Hi, I'm using this code as part of a rect-native app to display calendar events in a smart mirror - I've successfully retrieved the events, however I notice that it does not return any events that started before the "startDate" but are still ongoing.

Really simple code of course (I've hard-coded the dates for the example):

RNCalendarEvents.fetchAllEvents("2017-06-08T00:00:00.000Z", "2017-06-12T00:00:00.000Z")

It returns single day events (either allDay or start and finish within the same day), events that start on one of the days, but does return any events that started before the startDate, but finish either during this given period or beyond. I've tried setting the events to "allDay" or specific start finish times, but does not work.

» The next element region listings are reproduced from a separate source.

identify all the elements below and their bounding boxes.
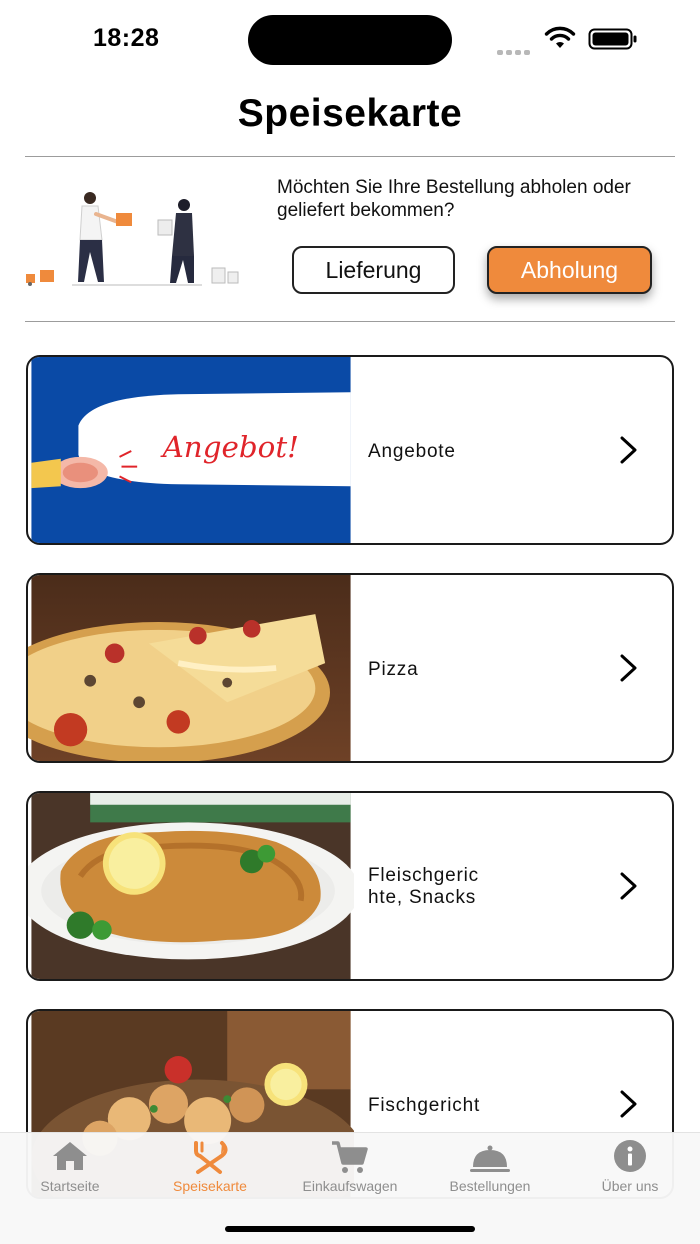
- angebote-image-text: Angebot!: [160, 430, 299, 464]
- chevron-right-icon: [620, 654, 637, 682]
- chevron-right-icon: [620, 872, 637, 900]
- tab-ueber-uns[interactable]: Über uns: [560, 1133, 700, 1203]
- cart-icon: [332, 1141, 368, 1173]
- category-label: Angebote: [368, 441, 456, 462]
- tab-label: Bestellungen: [449, 1178, 531, 1194]
- tab-startseite[interactable]: Startseite: [0, 1133, 140, 1203]
- category-label: Fleischgeric hte, Snacks: [368, 865, 479, 908]
- battery-icon: [588, 28, 637, 50]
- tab-label: Speisekarte: [173, 1178, 247, 1194]
- choice-divider: [25, 321, 675, 322]
- home-indicator: [225, 1226, 475, 1232]
- chevron-right-icon: [620, 1090, 637, 1118]
- schnitzel-image: [28, 793, 354, 979]
- dynamic-island: [248, 15, 452, 65]
- category-label: Fischgericht: [368, 1095, 481, 1116]
- wifi-icon: [544, 26, 576, 48]
- delivery-illustration: [26, 192, 239, 286]
- category-card-fleischgerichte[interactable]: Fleischgeric hte, Snacks: [26, 791, 674, 981]
- info-icon: [614, 1140, 646, 1172]
- category-card-angebote[interactable]: Angebot! Angebote: [26, 355, 674, 545]
- tab-label: Startseite: [40, 1178, 100, 1194]
- category-card-pizza[interactable]: Pizza: [26, 573, 674, 763]
- delivery-button[interactable]: Lieferung: [292, 246, 455, 294]
- order-type-question: Möchten Sie Ihre Bestellung abholen oder…: [277, 177, 631, 221]
- tab-einkaufswagen[interactable]: Einkaufswagen: [280, 1133, 420, 1203]
- cellular-signal-icon: [497, 37, 533, 55]
- pizza-image: [28, 575, 351, 761]
- status-bar: 18:28: [0, 0, 700, 80]
- tab-speisekarte[interactable]: Speisekarte: [140, 1133, 280, 1203]
- chevron-right-icon: [620, 436, 637, 464]
- pickup-button[interactable]: Abholung: [487, 246, 652, 294]
- header-divider: [25, 156, 675, 157]
- category-label: Pizza: [368, 659, 419, 680]
- home-icon: [53, 1142, 87, 1170]
- status-time: 18:28: [93, 24, 160, 52]
- angebote-image: Angebot!: [31, 357, 351, 543]
- fork-knife-icon: [194, 1141, 228, 1174]
- page-title: Speisekarte: [237, 92, 463, 135]
- tab-label: Einkaufswagen: [302, 1178, 398, 1194]
- tab-bestellungen[interactable]: Bestellungen: [420, 1133, 560, 1203]
- tab-label: Über uns: [601, 1178, 659, 1194]
- cloche-icon: [470, 1145, 510, 1172]
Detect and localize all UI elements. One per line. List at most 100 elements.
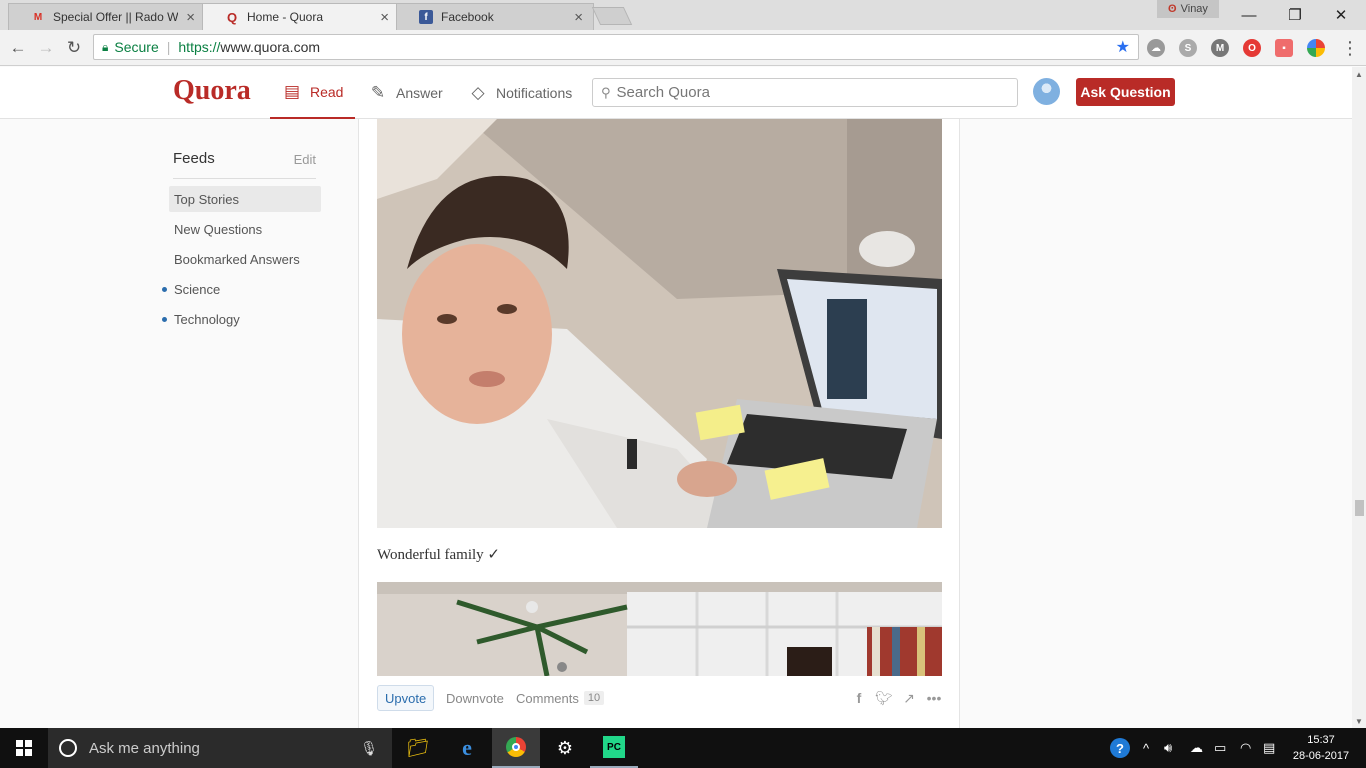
profile-name: Vinay bbox=[1180, 3, 1208, 15]
upvote-button[interactable]: Upvote bbox=[377, 685, 435, 711]
secure-label: Secure bbox=[114, 39, 159, 55]
clock-time: 15:37 bbox=[1307, 734, 1335, 746]
chrome-icon[interactable] bbox=[492, 728, 540, 768]
ask-question-button[interactable]: Ask Question bbox=[1076, 78, 1175, 106]
tab-gmail[interactable]: M Special Offer || Rado Wat × bbox=[8, 3, 206, 30]
twitter-share-icon[interactable]: 🐦︎ bbox=[875, 690, 893, 707]
comments-button[interactable]: Comments 10 bbox=[516, 685, 605, 711]
cortana-placeholder: Ask me anything bbox=[89, 739, 200, 757]
photo-illustration bbox=[377, 119, 942, 528]
wifi-icon[interactable]: ◠ bbox=[1240, 728, 1251, 768]
opera-icon[interactable]: O bbox=[1243, 39, 1261, 57]
feed-label: Science bbox=[174, 281, 221, 297]
read-icon: ▤ bbox=[283, 82, 301, 101]
new-tab-button[interactable] bbox=[591, 7, 633, 25]
feed-main-column: Wonderful family ✓ Upvote Downvote Comme… bbox=[358, 119, 960, 728]
bookmark-star-icon[interactable]: ★ bbox=[1116, 37, 1130, 57]
feed-new-questions[interactable]: New Questions bbox=[169, 216, 321, 242]
extension-m-icon[interactable]: M bbox=[1211, 39, 1229, 57]
extension-color-icon[interactable] bbox=[1307, 39, 1325, 57]
file-explorer-icon[interactable]: 📁︎ bbox=[394, 728, 442, 768]
chrome-menu-icon[interactable]: ⋮ bbox=[1341, 38, 1359, 59]
browser-tab-strip: M Special Offer || Rado Wat × Q Home - Q… bbox=[0, 0, 1366, 30]
lock-icon: 🔒︎ bbox=[102, 39, 109, 54]
facebook-icon: f bbox=[419, 10, 433, 24]
search-input[interactable] bbox=[616, 84, 997, 101]
feed-bookmarked-answers[interactable]: Bookmarked Answers bbox=[169, 246, 321, 272]
skype-icon[interactable]: S bbox=[1179, 39, 1197, 57]
settings-icon[interactable]: ⚙ bbox=[541, 728, 589, 768]
feed-label: New Questions bbox=[174, 221, 263, 237]
windows-start-icon[interactable] bbox=[0, 728, 48, 768]
quora-logo[interactable]: Quora bbox=[173, 75, 251, 107]
cortana-search-box[interactable]: Ask me anything 🎙︎ bbox=[48, 728, 392, 768]
reload-icon[interactable]: ↻ bbox=[62, 36, 86, 60]
avatar[interactable] bbox=[1033, 78, 1060, 105]
tab-title: Facebook bbox=[441, 10, 494, 24]
chrome-logo bbox=[506, 737, 526, 757]
facebook-share-icon[interactable]: f bbox=[851, 690, 867, 707]
microphone-icon[interactable]: 🎙︎ bbox=[360, 740, 378, 757]
feed-top-stories[interactable]: Top Stories bbox=[169, 186, 321, 212]
cortana-icon bbox=[59, 739, 77, 757]
comments-label: Comments bbox=[516, 690, 579, 706]
feeds-edit-link[interactable]: Edit bbox=[294, 152, 316, 178]
topic-dot-icon bbox=[162, 286, 167, 292]
tab-quora[interactable]: Q Home - Quora × bbox=[202, 3, 400, 30]
post-caption: Wonderful family ✓ bbox=[377, 547, 500, 563]
show-hidden-icons[interactable]: ^ bbox=[1143, 728, 1149, 768]
post-photo-living-room[interactable] bbox=[377, 582, 942, 676]
feed-label: Bookmarked Answers bbox=[174, 251, 300, 267]
profile-button[interactable]: ʘ Vinay bbox=[1157, 0, 1219, 18]
minimize-icon[interactable]: — bbox=[1226, 0, 1272, 30]
close-tab-icon[interactable]: × bbox=[574, 9, 583, 26]
close-tab-icon[interactable]: × bbox=[186, 9, 195, 26]
onedrive-icon[interactable]: ☁ bbox=[1190, 728, 1203, 768]
feeds-title: Feeds bbox=[173, 150, 215, 167]
back-icon[interactable]: ← bbox=[6, 36, 30, 60]
page-scrollbar[interactable]: ▲ ▼ bbox=[1352, 67, 1366, 728]
windows-taskbar: Ask me anything 🎙︎ 📁︎ e ⚙ PC ? ^ 🔊︎ ☁ ▭ … bbox=[0, 728, 1366, 768]
feeds-header: Feeds Edit bbox=[173, 150, 316, 179]
nav-read-label: Read bbox=[310, 84, 344, 100]
more-options-icon[interactable]: ••• bbox=[926, 690, 942, 707]
post-photo-man-with-laptop[interactable] bbox=[377, 119, 942, 528]
restore-icon[interactable]: ❐ bbox=[1272, 0, 1318, 30]
feed-technology[interactable]: Technology bbox=[162, 306, 321, 332]
nav-read[interactable]: ▤ Read bbox=[270, 67, 355, 119]
search-box[interactable]: ⚲ bbox=[592, 78, 1018, 107]
taskbar-clock[interactable]: 15:37 28-06-2017 bbox=[1284, 732, 1358, 764]
address-bar[interactable]: 🔒︎ Secure | https:// www.quora.com ★ bbox=[93, 34, 1139, 60]
downvote-button[interactable]: Downvote bbox=[446, 685, 504, 711]
url-scheme: https:// bbox=[178, 39, 221, 55]
feed-label: Top Stories bbox=[174, 191, 240, 207]
close-tab-icon[interactable]: × bbox=[380, 9, 389, 26]
scroll-down-icon[interactable]: ▼ bbox=[1352, 714, 1366, 728]
forward-icon[interactable]: → bbox=[34, 36, 58, 60]
action-center-icon[interactable]: ▤ bbox=[1263, 728, 1275, 768]
window-close-icon[interactable]: ✕ bbox=[1318, 0, 1364, 30]
volume-icon[interactable]: 🔊︎ bbox=[1164, 728, 1172, 768]
tab-title: Home - Quora bbox=[247, 10, 324, 24]
notifications-icon: ◇ bbox=[471, 83, 485, 102]
clock-date: 28-06-2017 bbox=[1292, 750, 1350, 762]
extension-cloud-icon[interactable]: ☁ bbox=[1147, 39, 1165, 57]
edge-icon[interactable]: e bbox=[443, 728, 491, 768]
comments-count: 10 bbox=[583, 691, 605, 705]
quora-icon: Q bbox=[226, 9, 238, 25]
profile-icon: ʘ bbox=[1168, 3, 1177, 15]
scrollbar-thumb[interactable] bbox=[1355, 500, 1364, 516]
scroll-up-icon[interactable]: ▲ bbox=[1352, 67, 1366, 81]
pycharm-icon[interactable]: PC bbox=[590, 728, 638, 768]
browser-toolbar: ← → ↻ 🔒︎ Secure | https:// www.quora.com… bbox=[0, 30, 1366, 66]
tab-facebook[interactable]: f Facebook × bbox=[396, 3, 594, 30]
extension-screen-icon[interactable]: ▪ bbox=[1275, 39, 1293, 57]
power-icon[interactable]: ▭ bbox=[1214, 728, 1226, 768]
gmail-icon: M bbox=[33, 11, 43, 23]
nav-notifications-label: Notifications bbox=[496, 85, 573, 101]
help-tray-icon[interactable]: ? bbox=[1110, 728, 1130, 768]
feed-science[interactable]: Science bbox=[162, 276, 321, 302]
nav-notifications[interactable]: ◇ Notifications bbox=[468, 67, 572, 119]
nav-answer[interactable]: ✎ Answer bbox=[368, 67, 443, 119]
share-icon[interactable]: ↗ bbox=[901, 690, 917, 707]
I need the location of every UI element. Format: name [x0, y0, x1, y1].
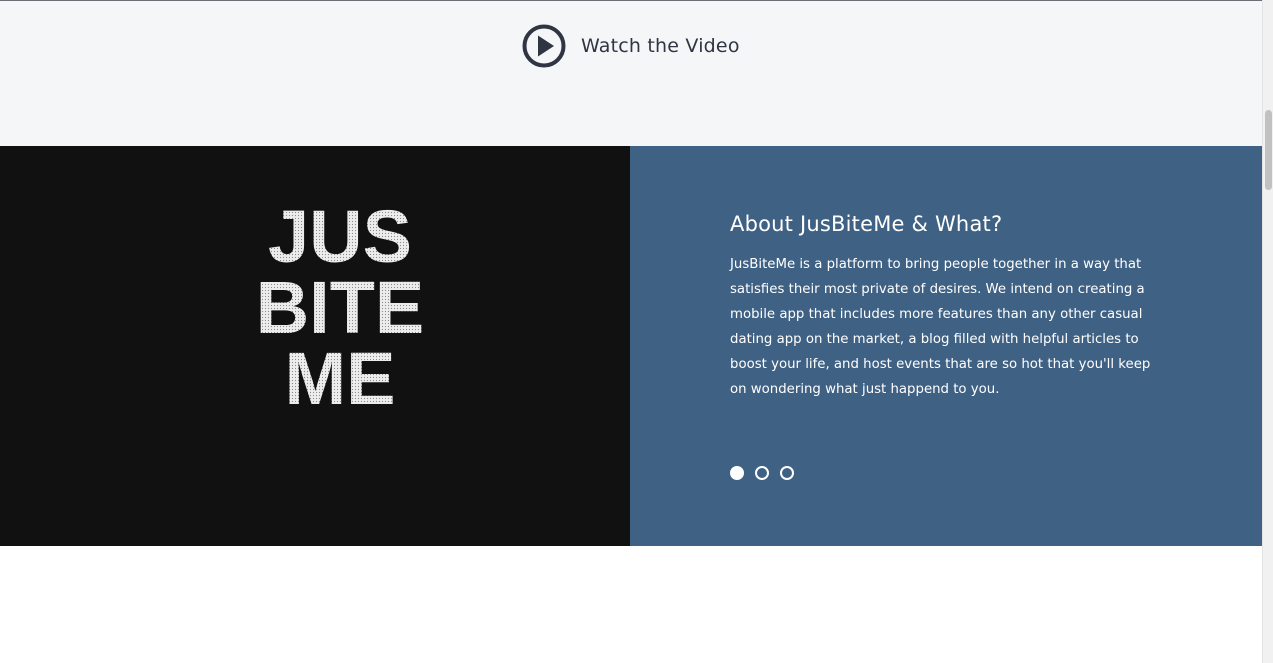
- about-description: JusBiteMe is a platform to bring people …: [730, 257, 1151, 397]
- video-section: Watch the Video: [0, 1, 1262, 146]
- slider-dot[interactable]: [730, 466, 744, 480]
- logo-line-3: ME: [285, 337, 396, 416]
- logo-panel: JUS BITE ME: [0, 146, 630, 546]
- scrollbar-thumb[interactable]: [1265, 110, 1272, 190]
- page-scrollbar[interactable]: [1262, 0, 1273, 663]
- watch-video-label[interactable]: Watch the Video: [581, 35, 740, 57]
- slider-pagination: [730, 466, 794, 480]
- about-info-panel: About JusBiteMe & What? JusBiteMe is a p…: [630, 146, 1262, 546]
- slider-dot[interactable]: [780, 466, 794, 480]
- about-title: About JusBiteMe & What?: [730, 212, 1003, 236]
- slider-dot[interactable]: [755, 466, 769, 480]
- about-section: JUS BITE ME About JusBiteMe & What? JusB…: [0, 146, 1262, 546]
- page: Watch the Video JUS BITE ME About JusBit…: [0, 0, 1273, 663]
- watch-video-button[interactable]: Watch the Video: [522, 24, 740, 68]
- jusbiteme-logo: JUS BITE ME: [256, 196, 425, 416]
- play-circle-icon[interactable]: [522, 24, 566, 68]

Seems pretty basic functionality so I assumed I must be doing something wrong, any ideas, or is it a bug in the code?

Thanks.

wmcmahan commented 7 years ago

Hi @alan-zetland, it sounds like you need to create recurring events in the this case. By doing so, the start date should query the recurring instance's start date.

Ex:

RNCalendarEvents.saveEvent('Event Title', {
  startDate: '2017-06-08T00:00:00.000Z',
  endDate: '2017-06-08T00:12:00.000Z',
  recurrence: 'daily',
  // Note: "recurrenceEnd" has not been published to NPM yet,
  // but is in the master branch of this repo for iOS
  recurrenceEnd: '2017-06-09T00:00:00.000Z'
})
zalesky commented 7 years ago

@wmcmahan It's really great feature. Can you tell when it be available for Android?

wmcmahan commented 7 years ago

Hey @zalesky, hopefully soon. I just need to make time to get both iOS and Android recurrence rules at parity. The final structure will look something like:

{
  recurrenceRule: {
    frequency: 'weekly',
    interval: 2,
    occurrence: 2,
    endDate: (new Date()).toISOString()
  }
}
alan-zetland commented 7 years ago

Hi, thanks so much for getting back to me - I see what you are saying about recurring events, but that kind of clashes with the user experience - when creating a multi-day event, I don't think anyone would think of creating it as a recurring event across a number of days. For example, if I add a calendar event of "going on holiday" that lasts 3 weeks, I would simply set a start and end date of the one event, it would never occur to me to add it as a daily recurring event (although I agree it would then make your code work).

I've started working on a solution for my predicament by arbitrarily getting a much wider range of dates (eg going back a year) and getting all calendar events, then doing a comparison to see if any of the dates overlap - as opposed to a simple comparison of start dates. As I'm only building an app for my personal use, I'm not worried about the performance. I'll also see if there is some way I could fork your code and add some extra logic (although I'm not a Java expert so not exactly sure where to start).

Cheers for a good plugin though.

wmcmahan commented 7 years ago

Yes, I see your point. Currently, the query searches by a hard start and end date, not to be confused with all events that overlap these dates. You could adjust the query in the Android code here - L139 to account for events that touch or overlap a timespan.

alan-zetland commented 7 years ago

Thanks again for getting back to me - yes that was the point in the native code where I thought I would have to add some extra logic. I'll give it a shot and let you know if it turns into something that can be merged back in eventually.